Hello everyone,
I'm trying to narrow down some complains from my colleagues regarding slow performance between our virtualized environment and our NetApp storage.
We're on vSphere 7.0.3 and have 2 AFF-A400 in 2 datacenters active-active. There are around 15 ESXi per DC, connected via Brocade FC switches. I went through the NetApp best practices and applied the parameters recommended.
Our devs and SysOps are complaining about low performance for their Postgres VMs (running RHEL 7,8,9). I.e. one Postres VM states 25% iowait. One of them wrote a fio test which results in IOPS of 600-700.
Now I played with fio today and the results are quite different depending on the parameters (obviously).
The one the SysOps wrote (resulting in ~700 IOPS):
fio --name TEST --eta-newline=5s --filename=temp.file --rw=randrw --size=2g --io_size=10g --blocksize=4k --ioengine=libaio --fsync=1 --iodepth=1 --direct=1 --numjobs=1 --runtime=60 --group_reporting
The one I wrote (resulting in around 22000 IOPS):
fio --name=random-write --ioengine=libaio --rw=randwrite --bs=4k --size=2g --numjobs=1 --iodepth=64 --runtime=60 --time_based --end_fsync=1 --direct=1 --fsync=1
(I know they are very different - just showing the problem of lacking a proper benchmark)
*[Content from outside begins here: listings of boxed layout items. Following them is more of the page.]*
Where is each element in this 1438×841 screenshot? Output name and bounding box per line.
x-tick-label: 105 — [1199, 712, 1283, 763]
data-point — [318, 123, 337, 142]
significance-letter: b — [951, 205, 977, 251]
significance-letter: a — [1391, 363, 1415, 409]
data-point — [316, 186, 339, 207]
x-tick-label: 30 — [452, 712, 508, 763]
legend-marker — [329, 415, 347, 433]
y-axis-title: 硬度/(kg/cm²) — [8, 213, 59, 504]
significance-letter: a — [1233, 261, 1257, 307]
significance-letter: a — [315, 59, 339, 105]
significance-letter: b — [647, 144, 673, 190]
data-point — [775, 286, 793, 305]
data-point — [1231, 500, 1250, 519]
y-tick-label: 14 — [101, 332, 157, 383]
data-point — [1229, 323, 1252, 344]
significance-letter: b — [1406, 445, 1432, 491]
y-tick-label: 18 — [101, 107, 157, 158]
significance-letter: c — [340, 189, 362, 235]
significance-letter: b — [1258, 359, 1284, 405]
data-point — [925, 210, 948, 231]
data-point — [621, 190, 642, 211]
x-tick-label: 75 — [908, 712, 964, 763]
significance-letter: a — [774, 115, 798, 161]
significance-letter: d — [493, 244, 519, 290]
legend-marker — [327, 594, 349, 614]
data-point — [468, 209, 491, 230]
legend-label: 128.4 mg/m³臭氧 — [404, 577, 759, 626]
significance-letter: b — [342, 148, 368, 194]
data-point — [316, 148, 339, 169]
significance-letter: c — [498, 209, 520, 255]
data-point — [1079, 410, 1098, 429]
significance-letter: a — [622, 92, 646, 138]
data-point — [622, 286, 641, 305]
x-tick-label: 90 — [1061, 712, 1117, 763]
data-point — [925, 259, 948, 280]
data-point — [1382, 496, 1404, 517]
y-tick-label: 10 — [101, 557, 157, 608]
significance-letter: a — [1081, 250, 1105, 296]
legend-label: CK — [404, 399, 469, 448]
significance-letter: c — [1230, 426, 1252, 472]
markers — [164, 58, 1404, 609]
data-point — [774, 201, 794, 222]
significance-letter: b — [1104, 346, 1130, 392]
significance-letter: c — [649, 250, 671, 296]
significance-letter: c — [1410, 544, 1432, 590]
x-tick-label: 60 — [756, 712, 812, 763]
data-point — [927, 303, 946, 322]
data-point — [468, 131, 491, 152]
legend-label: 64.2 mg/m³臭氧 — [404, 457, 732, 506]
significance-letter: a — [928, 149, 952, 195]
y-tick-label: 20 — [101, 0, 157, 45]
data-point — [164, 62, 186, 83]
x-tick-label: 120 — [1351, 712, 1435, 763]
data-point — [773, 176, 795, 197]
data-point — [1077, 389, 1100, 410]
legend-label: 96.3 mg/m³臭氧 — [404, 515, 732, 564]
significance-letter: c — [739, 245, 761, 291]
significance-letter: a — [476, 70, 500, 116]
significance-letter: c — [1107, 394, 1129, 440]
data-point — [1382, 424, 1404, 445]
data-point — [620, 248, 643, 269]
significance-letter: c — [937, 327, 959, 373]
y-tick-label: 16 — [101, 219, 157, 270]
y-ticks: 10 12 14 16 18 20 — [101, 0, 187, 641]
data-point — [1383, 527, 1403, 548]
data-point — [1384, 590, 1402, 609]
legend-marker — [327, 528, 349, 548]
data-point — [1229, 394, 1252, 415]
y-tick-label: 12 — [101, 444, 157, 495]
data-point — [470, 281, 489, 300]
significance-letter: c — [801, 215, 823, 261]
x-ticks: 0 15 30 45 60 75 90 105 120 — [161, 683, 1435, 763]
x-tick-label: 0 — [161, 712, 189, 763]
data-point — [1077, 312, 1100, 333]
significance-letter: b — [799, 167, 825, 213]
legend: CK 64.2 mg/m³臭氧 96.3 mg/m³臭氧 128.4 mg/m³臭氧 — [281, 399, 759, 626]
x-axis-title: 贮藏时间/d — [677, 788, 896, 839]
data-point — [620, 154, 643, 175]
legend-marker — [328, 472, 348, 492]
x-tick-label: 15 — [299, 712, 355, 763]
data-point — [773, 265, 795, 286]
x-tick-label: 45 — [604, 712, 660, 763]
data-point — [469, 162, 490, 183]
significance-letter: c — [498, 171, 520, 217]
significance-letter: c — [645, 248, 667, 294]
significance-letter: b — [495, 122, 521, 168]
My first question is if someone can recommend some fio settings which are somehow realistic for some scenarios.
Second question is where I can check for bottlenecks or issues. ONTAP shows no issues or high load. ESXis are also happy. The switches also don't report any trouble.
Last question is what are the "common" IOPS our NetApp should be able to reach regularly - just so I know what's the theoretical maximum achievable.
If you need more details just let me know. Any hint is highly appreciated!